Wednesday, August 12, 2015

Words for Andre Green's funeral

A 15 year old African-American young man, Andre Green, died this past Sunday after being shot by police officers in Indianapolis.  I am gone from Indianapolis for the month of August.  But if I was there for the funeral which will be held at Broadway on Monday, I might have said this:

The people of Broadway United Methodist Church wish to express their sympathy to the family and friends of Andre Green.  God’s presence and power are made perfect in our weakness and in this moment we know our weakness and grief. 

It is not enough for the mayor, or the chief of police, or city council members, or members of the media and others to pontificate and lecture about responsibility when they show more commitment to the professional young black men who play in Lucas Oil Stadium and Bankers Life Fieldhouse then they show to the black young men, native citizens, who live in the shadow of those buildings in neighborhoods not so very far away.  Where is their commitment not only to Bankers Life, but also to Young Men’s Lives?  We know.  Oil Matters.  Bankers Lives Matter.  But where is the evidence that Black Lives Matter too?

So, we do offer our sympathy and our prayers to you today.  But we also offering thanksgiving for the life of Andre Green.  Many will make of him a symbol of either what they love or what they hate - but he is not a symbol.  He is a person.  A human being.  A beloved child of God.  And we are grateful for his life.  Thanks be to God.  .

Often at moments like these the pastors and leaders and members of the congregation offer their prayers and support to the family.  There have been too many funerals of young black men held under this soaring ceiling to have that be enough today.  It is not enough for those of us at Broadway.  It is not enough for the faithful followers of Christ.  It is not enough for this city.

There are guest preachers who have stood in this pulpit on such occasions and said, “it is not about race.”  How could good folks be blind to such obvious truth?  How many funerals have been held in this space of young black men who have died from violence over the last thirty plus years?  Many.  How many funerals have been held in this space for young white men who have died from violence over the last thirty years?  None.  It is about race.  And unless we can begin to talk about this directly, honestly, and courageously with one another, we should not speak at all.  We should let our silence rain down, pour down on us until we are so soaked in the waters of our baptism that we cannot keep silent.

It is not enough to just offer words, or a casserole, or a comforting arm.  It is not enough to offer youth programs, it is not enough to offer tutoring, it is not enough to write editorials, or to even thunder words from our pulpits.

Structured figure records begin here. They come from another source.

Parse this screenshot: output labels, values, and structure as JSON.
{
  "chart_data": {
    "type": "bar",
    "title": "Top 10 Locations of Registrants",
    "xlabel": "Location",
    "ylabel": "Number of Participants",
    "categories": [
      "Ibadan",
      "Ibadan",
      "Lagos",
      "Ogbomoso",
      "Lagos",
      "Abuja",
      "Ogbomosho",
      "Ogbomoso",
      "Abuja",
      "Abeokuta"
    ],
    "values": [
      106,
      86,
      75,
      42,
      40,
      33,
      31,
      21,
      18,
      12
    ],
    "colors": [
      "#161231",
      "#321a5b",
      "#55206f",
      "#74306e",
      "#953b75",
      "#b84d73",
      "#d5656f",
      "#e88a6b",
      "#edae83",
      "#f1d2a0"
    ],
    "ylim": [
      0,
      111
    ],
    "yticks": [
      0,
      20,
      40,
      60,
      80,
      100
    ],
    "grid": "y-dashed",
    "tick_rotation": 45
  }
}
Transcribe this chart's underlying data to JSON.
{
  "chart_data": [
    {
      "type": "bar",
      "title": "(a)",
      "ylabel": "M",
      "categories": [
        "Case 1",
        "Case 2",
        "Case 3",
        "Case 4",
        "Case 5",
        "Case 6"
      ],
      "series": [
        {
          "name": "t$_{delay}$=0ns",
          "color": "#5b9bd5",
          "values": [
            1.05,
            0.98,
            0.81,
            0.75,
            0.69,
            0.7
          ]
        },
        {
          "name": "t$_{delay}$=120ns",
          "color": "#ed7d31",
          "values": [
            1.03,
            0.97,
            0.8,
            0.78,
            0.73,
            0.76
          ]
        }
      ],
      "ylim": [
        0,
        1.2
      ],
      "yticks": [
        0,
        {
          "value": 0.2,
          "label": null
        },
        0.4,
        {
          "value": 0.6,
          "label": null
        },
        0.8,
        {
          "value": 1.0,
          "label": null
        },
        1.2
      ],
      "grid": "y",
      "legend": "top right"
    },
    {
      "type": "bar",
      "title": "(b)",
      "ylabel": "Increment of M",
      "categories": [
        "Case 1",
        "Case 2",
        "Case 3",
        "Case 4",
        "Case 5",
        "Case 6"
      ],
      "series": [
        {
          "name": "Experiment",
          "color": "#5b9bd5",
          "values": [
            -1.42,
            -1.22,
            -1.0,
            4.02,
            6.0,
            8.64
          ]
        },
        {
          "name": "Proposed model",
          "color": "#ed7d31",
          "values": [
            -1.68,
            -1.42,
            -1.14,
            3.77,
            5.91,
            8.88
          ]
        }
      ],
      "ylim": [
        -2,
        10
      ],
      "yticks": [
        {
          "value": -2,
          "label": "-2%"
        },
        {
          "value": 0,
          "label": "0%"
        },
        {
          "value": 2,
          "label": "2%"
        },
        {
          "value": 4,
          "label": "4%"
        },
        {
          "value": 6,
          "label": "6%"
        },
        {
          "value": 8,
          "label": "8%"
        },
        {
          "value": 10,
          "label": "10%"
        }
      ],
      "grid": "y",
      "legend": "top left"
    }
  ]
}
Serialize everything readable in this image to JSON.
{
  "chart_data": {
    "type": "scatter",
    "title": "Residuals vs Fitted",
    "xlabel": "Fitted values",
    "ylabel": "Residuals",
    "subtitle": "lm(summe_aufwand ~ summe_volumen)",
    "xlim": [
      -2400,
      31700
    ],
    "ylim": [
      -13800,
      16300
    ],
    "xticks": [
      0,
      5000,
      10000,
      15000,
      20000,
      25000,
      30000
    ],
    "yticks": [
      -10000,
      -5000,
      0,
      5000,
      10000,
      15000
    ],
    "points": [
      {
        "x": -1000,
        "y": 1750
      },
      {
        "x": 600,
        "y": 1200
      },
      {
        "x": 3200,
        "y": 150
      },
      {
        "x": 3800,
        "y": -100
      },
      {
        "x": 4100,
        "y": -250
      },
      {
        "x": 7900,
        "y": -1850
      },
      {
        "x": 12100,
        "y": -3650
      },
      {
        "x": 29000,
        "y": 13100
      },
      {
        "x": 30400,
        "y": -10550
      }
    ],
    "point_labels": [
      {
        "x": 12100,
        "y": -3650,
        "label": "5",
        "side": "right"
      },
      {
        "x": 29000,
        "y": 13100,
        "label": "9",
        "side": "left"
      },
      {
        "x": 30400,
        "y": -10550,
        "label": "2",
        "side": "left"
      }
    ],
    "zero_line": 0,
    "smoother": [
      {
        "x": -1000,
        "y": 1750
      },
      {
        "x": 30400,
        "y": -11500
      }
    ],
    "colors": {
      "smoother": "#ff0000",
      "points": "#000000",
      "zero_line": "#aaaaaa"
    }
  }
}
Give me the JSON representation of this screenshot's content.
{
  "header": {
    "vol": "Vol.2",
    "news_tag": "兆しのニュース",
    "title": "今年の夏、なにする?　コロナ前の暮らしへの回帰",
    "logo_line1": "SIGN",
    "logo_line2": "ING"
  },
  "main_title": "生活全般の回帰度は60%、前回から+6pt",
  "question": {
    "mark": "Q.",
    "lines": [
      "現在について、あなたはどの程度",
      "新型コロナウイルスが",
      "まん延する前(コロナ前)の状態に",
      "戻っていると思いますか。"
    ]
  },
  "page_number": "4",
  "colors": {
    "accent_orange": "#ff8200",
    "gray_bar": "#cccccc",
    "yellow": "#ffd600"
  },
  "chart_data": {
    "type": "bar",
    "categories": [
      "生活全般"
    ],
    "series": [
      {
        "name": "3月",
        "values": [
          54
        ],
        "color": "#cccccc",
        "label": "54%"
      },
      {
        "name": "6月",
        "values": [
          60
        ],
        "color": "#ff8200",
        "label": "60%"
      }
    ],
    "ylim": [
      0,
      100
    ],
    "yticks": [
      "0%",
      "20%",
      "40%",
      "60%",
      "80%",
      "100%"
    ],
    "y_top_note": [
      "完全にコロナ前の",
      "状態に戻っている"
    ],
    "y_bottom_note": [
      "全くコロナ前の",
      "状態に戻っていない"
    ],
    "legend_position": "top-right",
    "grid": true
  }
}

We must love one another and we must organize ourselves to do so.   We must notice each young black man around us and pause and tell that young man what we see.  We must tell the young man the gifts of God we see in his life.  We must point out how much the other people in that young man’s life see and notice the gifts of God in his life.  We must not only TELL that young man how needed he is, we must SHOW that young man how needed he is.  We must listen to the young men, learn from them.  We don’t do that by doing things for them, we do that by opening ourselves to receive their gifts.  By being insistent, willing and eager, even to fail in our efforts to build up what God has put inside the life of that young black man, to both know he is loved and to act on it by receiving the good gift of God in who he is.